Na última década, os planos de previdência do tipo VGBL, por exemplo, tiveram crescimento médio de 19,85% ao ano, contribuindo para que o Brasil atingisse um volume de aplicações de previdência privada em geral de 21,7% do Produto Interno Bruto. Mas, apesar disso, ainda há muito espaço para crescimento, pois tal volume de investimentos reflete uma proporção consideravelmente inferior à verificada em países com perfil semelhante de população e de serviços públicos nessa área, como Austrália (90,95% do PIB), Estados Unidos (72,67%) e Chile (64,66%), segundo dados da Organização para Cooperação e Desenvolvimento Econômico (OCDE).

Nesse processo de desenvolvimento do mercado brasileiro, o aumento da concorrência tem o efeito muito benéfico de favorecer a redução das taxas de carregamento e de administração dos planos de previdência. Num contexto de taxas de juros cada vez menores e de investimento de longo prazo, o impacto disso pode ser altamente significativo na rentabilidade final.

Outro aspecto fundamental é que, junto com o crescimento do mercado, há uma cobrança cada vez maior da sociedade em favor do aumento da transparência desses produtos. Isso porque o atual consumidor está muito mais consciente e criterioso em relação ao que compra. Assim como em muitos casos se recusa a comprar diretamente ações de fabricantes de armas e de cigarros e penaliza empresas que mantêm condições análogas ao trabalho escravo ou desrespeitam o meio-ambiente, quer garantia de que seu fundo de previdência seguirá princípios dessa natureza na hora de escolher em que empresas e segmentos investir.

Esse movimento aumenta ainda mais as exigências em torno dos gestores, num cenário já complexo devido à necessidade de buscar a sonhada combinação de elevada rentabilidade e baixo risco num ambiente de redução das taxas de juros: precisam ficar atentos às opções de investimento mais sustentáveis no longo prazo, ou seja, justamente as empresas que focam no social, econômico e ambiental de maneira equilibrada.

A boa notícia é que as organizações comprometidas com esses princípios tendem a apresentar maior rentabilidade em longo prazo. É isso que mostra, por exemplo, o Índice de Sustentabilidade Empresarial (ISE), da Bovespa, que teve valorização de 112,77% no período de janeiro de 2006 a junho de 2012, enquanto o Ibovespa subiu apenas 65,12%. A diferença é menor, mas ainda muito expressiva, na comparação entre os indicadores do período de junho de 2011 a julho de 2012: 106,9% do ISE contra 87,4% do Ibovespa.

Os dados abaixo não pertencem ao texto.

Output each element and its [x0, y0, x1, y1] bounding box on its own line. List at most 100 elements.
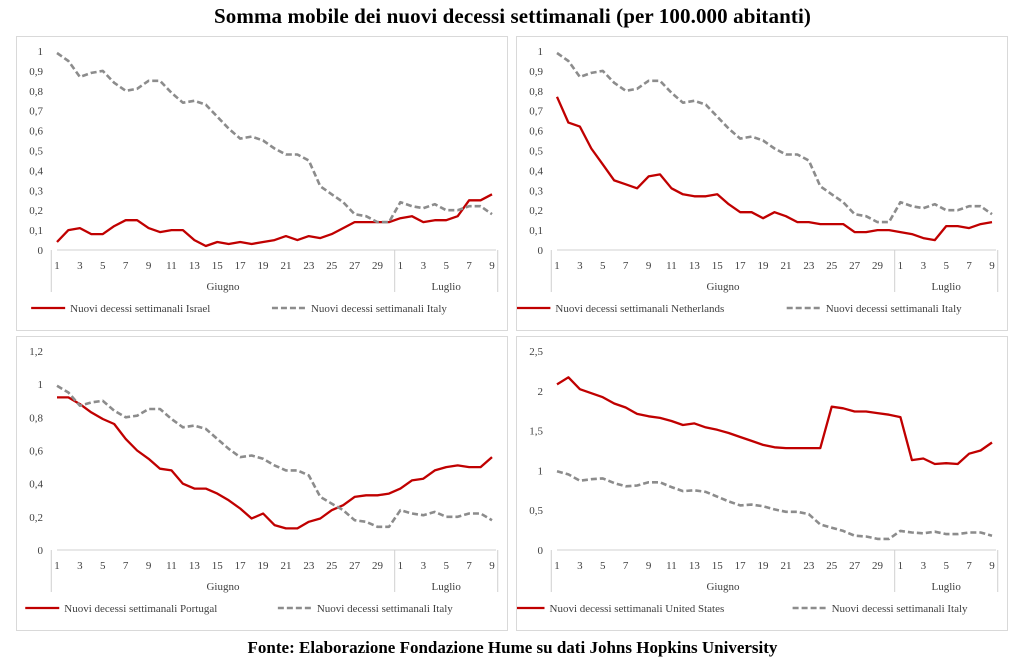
chart-0-x-tick-label: 25 — [326, 260, 338, 272]
chart-2-series-line-1 — [56, 384, 493, 529]
chart-3-x-tick-label: 5 — [600, 560, 606, 572]
chart-0-x-tick-label: 9 — [146, 260, 152, 272]
chart-3-y-tick-label: 2,5 — [529, 346, 543, 358]
chart-2-y-tick-label: 0,6 — [29, 446, 43, 458]
chart-1-x-tick-label: 17 — [735, 260, 747, 272]
chart-1-x-tick-label: 5 — [600, 260, 606, 272]
chart-3-y-tick-label: 0 — [538, 545, 544, 557]
chart-0-y-tick-label: 0,3 — [29, 185, 43, 197]
chart-2-x-tick-label: 25 — [326, 560, 338, 572]
chart-0-x-tick-label: 15 — [212, 260, 224, 272]
chart-1-series-line-0 — [555, 96, 993, 242]
chart-0-x-tick-label: 19 — [258, 260, 270, 272]
chart-0-x-tick-label: 5 — [100, 260, 106, 272]
chart-1-x-tick-label: 9 — [989, 260, 995, 272]
chart-2-x-tick-label: 23 — [303, 560, 315, 572]
chart-0-x-tick-label: 21 — [280, 260, 291, 272]
chart-1-x-tick-label: 7 — [623, 260, 629, 272]
chart-1-x-tick-label: 1 — [554, 260, 560, 272]
chart-1-x-tick-label: 9 — [646, 260, 652, 272]
chart-3-y-tick-label: 2 — [538, 386, 544, 398]
chart-1-x-tick-label: 7 — [966, 260, 972, 272]
chart-1-y-tick-label: 0,8 — [529, 86, 543, 98]
chart-0-y-tick-label: 1 — [38, 46, 44, 58]
chart-2-y-tick-label: 0,4 — [29, 479, 43, 491]
chart-1-y-tick-label: 0,4 — [529, 165, 543, 177]
chart-1-y-tick-label: 0,9 — [529, 66, 543, 78]
chart-2-series-line-0 — [57, 396, 493, 530]
chart-2-x-tick-label: 1 — [54, 560, 60, 572]
chart-3-x-tick-label: 23 — [803, 560, 815, 572]
chart-1-x-tick-label: 21 — [780, 260, 791, 272]
chart-3-y-tick-label: 0,5 — [529, 505, 543, 517]
source-note: Fonte: Elaborazione Fondazione Hume su d… — [247, 638, 778, 657]
chart-0-legend-label-1: Nuovi decessi settimanali Italy — [311, 303, 447, 315]
chart-1-x-tick-label: 19 — [758, 260, 770, 272]
chart-3-x-tick-label: 13 — [689, 560, 701, 572]
chart-3-series-line-1 — [556, 469, 993, 541]
chart-1-x-tick-label: 15 — [712, 260, 724, 272]
chart-3-x-tick-label: 29 — [872, 560, 884, 572]
chart-1-x-tick-label: 27 — [849, 260, 861, 272]
chart-0-group-label: Luglio — [432, 281, 462, 293]
chart-1-y-tick-label: 0,5 — [529, 146, 543, 158]
chart-1-y-tick-label: 1 — [538, 46, 544, 58]
chart-panel-netherlands: 0 0,1 0,2 0,3 0,4 0,5 0,6 0,7 0,8 0,9 1 1 3 5 7 9 11 13 15… — [516, 36, 1008, 331]
chart-1-x-tick-label: 29 — [872, 260, 884, 272]
chart-3-legend-label-0: Nuovi decessi settimanali United States — [550, 603, 725, 615]
chart-3-y-tick-label: 1 — [538, 465, 544, 477]
chart-1-series-line-1 — [556, 51, 993, 224]
chart-3-x-tick-label: 21 — [780, 560, 791, 572]
chart-1-x-tick-label: 13 — [689, 260, 701, 272]
chart-3-x-tick-label: 3 — [577, 560, 583, 572]
chart-1-y-tick-label: 0,7 — [529, 106, 543, 118]
chart-svg-netherlands: 00,10,20,30,40,50,60,70,80,911 3 5 7 9 11 13 15… — [517, 46, 999, 315]
chart-2-x-tick-label: 17 — [235, 560, 247, 572]
chart-2-group-label: Luglio — [432, 581, 462, 593]
chart-1-y-tick-label: 0,3 — [529, 185, 543, 197]
chart-2-y-tick-label: 0 — [38, 545, 44, 557]
chart-2-x-tick-label: 15 — [212, 560, 224, 572]
chart-0-x-tick-label: 3 — [421, 260, 427, 272]
chart-1-x-tick-label: 5 — [943, 260, 949, 272]
chart-3-series-line-0 — [556, 376, 993, 466]
chart-0-y-tick-label: 0,5 — [29, 146, 43, 158]
chart-2-x-tick-label: 5 — [100, 560, 106, 572]
chart-0-y-tick-label: 0,7 — [29, 106, 43, 118]
chart-3-x-tick-label: 1 — [554, 560, 560, 572]
chart-title: Somma mobile dei nuovi decessi settimana… — [213, 4, 812, 28]
chart-0-x-tick-label: 23 — [303, 260, 315, 272]
chart-1-y-tick-label: 0,6 — [529, 126, 543, 138]
chart-2-legend-label-0: Nuovi decessi settimanali Portugal — [64, 603, 217, 615]
chart-3-x-tick-label: 3 — [921, 560, 927, 572]
chart-1-x-tick-label: 1 — [898, 260, 904, 272]
chart-3-x-tick-label: 7 — [623, 560, 629, 572]
chart-3-x-tick-label: 15 — [712, 560, 724, 572]
chart-3-y-tick-label: 1,5 — [529, 426, 543, 438]
chart-3-x-tick-label: 7 — [966, 560, 972, 572]
chart-2-x-tick-label: 29 — [372, 560, 384, 572]
chart-0-x-tick-label: 13 — [189, 260, 201, 272]
chart-3-x-tick-label: 9 — [646, 560, 652, 572]
chart-0-x-tick-label: 1 — [54, 260, 60, 272]
chart-2-x-tick-label: 5 — [443, 560, 449, 572]
chart-0-x-tick-label: 17 — [235, 260, 247, 272]
chart-3-x-tick-label: 19 — [758, 560, 770, 572]
chart-0-x-tick-label: 7 — [123, 260, 129, 272]
chart-0-y-tick-label: 0,1 — [29, 225, 43, 237]
chart-svg-israel: 00,10,20,30,40,50,60,70,80,911 3 5 7 9 11 13 15… — [29, 46, 499, 315]
chart-0-x-tick-label: 7 — [466, 260, 472, 272]
chart-2-y-tick-label: 0,8 — [29, 412, 43, 424]
chart-2-x-tick-label: 9 — [489, 560, 495, 572]
chart-0-x-tick-label: 3 — [77, 260, 83, 272]
chart-svg-portugal: 00,20,40,60,811,21 3 5 7 9 11 13 15 17 19 21 23 25 27… — [25, 346, 499, 615]
chart-2-x-tick-label: 7 — [123, 560, 129, 572]
chart-panel-portugal: 0 0,2 0,4 0,6 0,8 1 1,2 1 3 5 7 9 11 13 15 17 19 21 23 25 27… — [16, 336, 508, 631]
chart-svg-united-states: 00,511,522,51 3 5 7 9 11 13 15 17 19 21 23 25 27 29 1 3 5… — [517, 346, 999, 615]
chart-1-y-tick-label: 0,1 — [529, 225, 543, 237]
chart-1-legend-label-1: Nuovi decessi settimanali Italy — [826, 303, 962, 315]
chart-0-series-line-1 — [56, 51, 493, 224]
chart-2-y-tick-label: 1 — [38, 379, 44, 391]
chart-0-y-tick-label: 0,2 — [29, 205, 43, 217]
chart-3-legend-label-1: Nuovi decessi settimanali Italy — [832, 603, 968, 615]
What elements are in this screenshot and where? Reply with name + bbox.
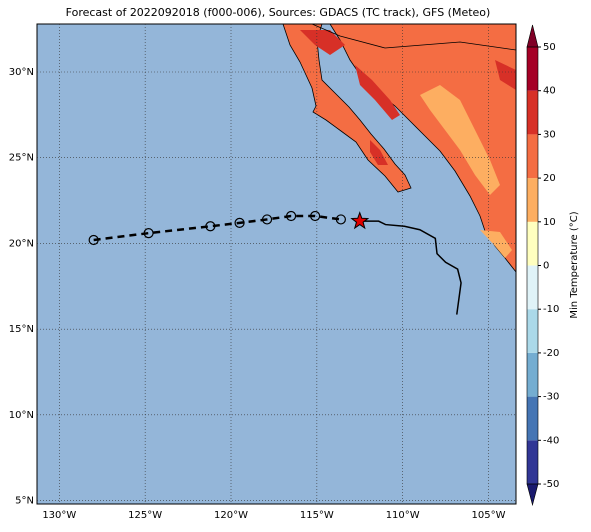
y-tick-label: 30°N — [9, 67, 34, 78]
track-point — [88, 234, 99, 246]
y-tick-label: 20°N — [9, 238, 34, 249]
colorbar-tick-label: 40 — [543, 86, 556, 97]
colorbar-under — [526, 483, 539, 507]
colorbar-tick-label: 50 — [543, 42, 556, 53]
x-tick-label: 130°W — [42, 510, 76, 521]
y-tick-label: 5°N — [15, 496, 34, 507]
chart-title: Forecast of 2022092018 (f000-006), Sourc… — [66, 6, 491, 19]
track-point — [285, 210, 297, 222]
track-point — [261, 214, 273, 225]
x-tick-label: 120°W — [214, 510, 248, 521]
colorbar-tick-label: -40 — [543, 435, 559, 446]
colorbar-segment — [527, 47, 538, 91]
colorbar-label: Min Temperature (°C) — [569, 211, 580, 318]
colorbar-segment — [527, 309, 538, 353]
colorbar-segment — [527, 440, 538, 484]
track-point — [335, 214, 346, 225]
colorbar-segment — [527, 221, 538, 266]
colorbar-tick-label: -10 — [543, 304, 559, 315]
current-position — [350, 211, 370, 230]
x-tick-label: 115°W — [300, 510, 334, 521]
colorbar-tick-label: 30 — [543, 129, 556, 140]
colorbar-tick-label: 20 — [543, 173, 556, 184]
track-point — [234, 217, 245, 228]
colorbar-tick-label: -50 — [543, 479, 559, 490]
map-frame — [36, 23, 517, 505]
land — [282, 24, 516, 273]
colorbar-segment — [527, 396, 538, 441]
x-tick-label: 105°W — [472, 510, 506, 521]
track-point — [143, 228, 154, 239]
colorbar-segment — [527, 265, 538, 310]
x-tick-label: 110°W — [386, 510, 420, 521]
colorbar-tick-label: 0 — [543, 261, 549, 272]
colorbar-over — [526, 24, 539, 48]
colorbar-segment — [527, 90, 538, 135]
y-tick-label: 10°N — [9, 410, 34, 421]
colorbar-tick-label: -30 — [543, 392, 559, 403]
track-point — [205, 221, 216, 232]
colorbar-tick-label: 10 — [543, 217, 556, 228]
past-track — [359, 220, 462, 315]
y-tick-label: 15°N — [9, 324, 34, 335]
y-tick-label: 25°N — [9, 153, 34, 164]
x-tick-label: 125°W — [128, 510, 162, 521]
colorbar-segment — [527, 352, 538, 397]
colorbar-segment — [527, 134, 538, 179]
track-point — [310, 210, 321, 222]
colorbar-tick-label: -20 — [543, 348, 559, 359]
colorbar-segment — [527, 178, 538, 222]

Portanto, faz todo o sentido que os fundos de previdência sigam princípios semelhantes a esse tipo de aplicação, com foco em sustentabilidade. Afinal, o que pesa mais num produto desse tipo não é a variação da bolsa de valores em um dia, mas o potencial de crescimento e a segurança do negócio, de modo que possa continuar gerando valor daqui a 20 ou 30 anos e ajude a tornar realidade os sonhos e a poupança de milhões de brasileiros.

* Camilo Terranova é coordenador de Análise Ambiental, Social, de Governança & Engajamento da Keyassociados.